Writing to his comrade, J. Carstairs Matheson, Connolly commented:

Dan played a smart trick at the Conference. Of course I could not be present ; was not a delegate, and had my nose too close to grindstone of exploitation to attend, anyway. So, Dan read my correspondence, paragraph by paragraph adding his own criticisms in between, so that the delegates could not discern where I ended an my quotations began, and had lost sight of one sentence before he began to read the one that pointed its moral. As a result he had no difficulty in tearing me to pieces and thus succeeded by this trick – worthy of a shyster lawyer – in preventing publication of the letters, and in preventing the delegates and the party at large from having the opportunity of studying and calmly reviewing the evidence in cold print. It was a ‘great victory’.

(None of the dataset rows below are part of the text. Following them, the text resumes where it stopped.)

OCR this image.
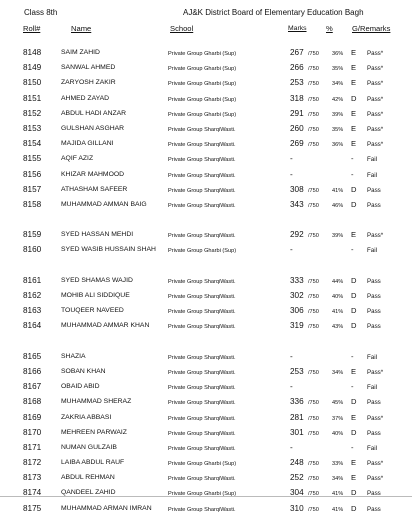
Class 8th	AJ&K District Board of Elementary Education Bagh
Roll#	Name	School	Marks	%	G/Remarks
8148	SAIM ZAHID	Private Group Gharbi (Sup)	267 /750 36% E Pass*
8149	SANWAL AHMED	Private Group Gharbi (Sup)	266 /750 35% E Pass*
8150	ZARYOSH ZAKIR	Private Group Gharbi (Sup)	253 /750 34% E Pass*
8151	AHMED ZAYAD	Private Group Gharbi (Sup)	318 /750 42% D Pass*
8152	ABDUL HADI ANZAR	Private Group Gharbi (Sup)	291 /750 39% E Pass*
8153	GULSHAN ASGHAR	Private Group SharqiWasti.	260 /750 35% E Pass*
8154	MAJIDA GILLANI	Private Group SharqiWasti.	269 /750 36% E Pass*
8155	AQIF AZIZ	Private Group SharqiWasti.	-	- Fail
8156	KHIZAR MAHMOOD	Private Group SharqiWasti.	-	- Fail
8157	ATHASHAM SAFEER	Private Group SharqiWasti.	308 /750 41% D Pass
8158	MUHAMMAD AMMAN BAIG	Private Group SharqiWasti.	343 /750 46% D Pass
8159	SYED HASSAN MEHDI	Private Group SharqiWasti.	292 /750 39% E Pass*
8160	SYED WASIB HUSSAIN SHAH	Private Group Gharbi (Sup)	-	- Fail
8161	SYED SHAMAS WAJID	Private Group SharqiWasti.	333 /750 44% D Pass
8162	MOHIB ALI SIDDIQUE	Private Group SharqiWasti.	302 /750 40% D Pass
8163	TOUQEER NAVEED	Private Group SharqiWasti.	306 /750 41% D Pass
8164	MUHAMMAD AMMAR KHAN	Private Group SharqiWasti.	319 /750 43% D Pass
8165	SHAZIA	Private Group SharqiWasti.	-	- Fail
8166	SOBAN KHAN	Private Group SharqiWasti.	253 /750 34% E Pass*
8167	OBAID ABID	Private Group SharqiWasti.	-	- Fail
8168	MUHAMMAD SHERAZ	Private Group SharqiWasti.	336 /750 45% D Pass
8169	ZAKRIA ABBASI	Private Group SharqiWasti.	281 /750 37% E Pass*
8170	MEHREEN PARWAIZ	Private Group SharqiWasti.	301 /750 40% D Pass
8171	NUMAN GULZAIB	Private Group SharqiWasti.	-	- Fail
8172	LAIBA ABDUL RAUF	Private Group Gharbi (Sup)	248 /750 33% E Pass*
8173	ABDUL REHMAN	Private Group SharqiWasti.	252 /750 34% E Pass*
8174	QANDEEL ZAHID	Private Group Gharbi (Sup)	304 /750 41% D Pass
8175	MUHAMMAD ARMAN IMRAN	Private Group SharqiWasti.	310 /750 41% D Pass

The National Convention upheld DeLeon’s handling of the affair; nonetheless Connolly continued in membership still holding to his own views on Wages, Marriage and the Church. Three years later when an anti-Marxist wage theory was being discussed in the Industrial Union Bulletin, organ of the Industrial Workers of the World, Connolly wrote restating his position of 1904. Although the discussion on wages had been going on for months, Connolly’s letter was the one that angered DeLeon. Choosing not to confront Connolly in the columns of the Industrial Union Bulletin, he wrote instead to an S.L.P. member of the I.W.W. General Executive Board, Rudolph Katz, criticising the paper’s editor for “his woeful ignorance on economics by publishing such stuff.” However, he did indicate his willingness to answer Connolly on condition that Katz persuade the editor to request him to do so. It appears no such request was made, because no letter of DeLeon’s appeared. In any event DeLeon had decided on another course of action. When the General Executive Board of the I.W.W. met in New York on 22 Dec., 1907, Connolly put forward a plan to bring in 12,000 New York longshoremen, then independent, into the I.W.W. The action was hampered by DeLeon who induced the Board to go into secret session to try Connolly on the charge that his articles on economics constituted heresy. After some discussion the Chairman of the session, ruled the charges to be out of place before a G.E.B. meeting. Not content to leave the affair rest, DeLeon, shortly afterwards published in The People, an account of the charges he had laid against Connolly.

In this booklet we publish, Connolly’s discussion letter, DeLeon’s reply, Connolly’s article in The Socialist, his defence statement, and relevant extracts from his letters to J. Carstairs Matheson. We have also included the Vandervelde article, Socialism or the Catholic Church. The letter Connolly sent in reply to DeLeon’s comments we could not trace. However, it is unlikely it contained anything that didn’t later appear in Connolly’s defence statement. We have confined the material in this booklet to that concerning the controversy of 1904; we see no point in including the reiteration of positions on wages that occurred in 1907/8.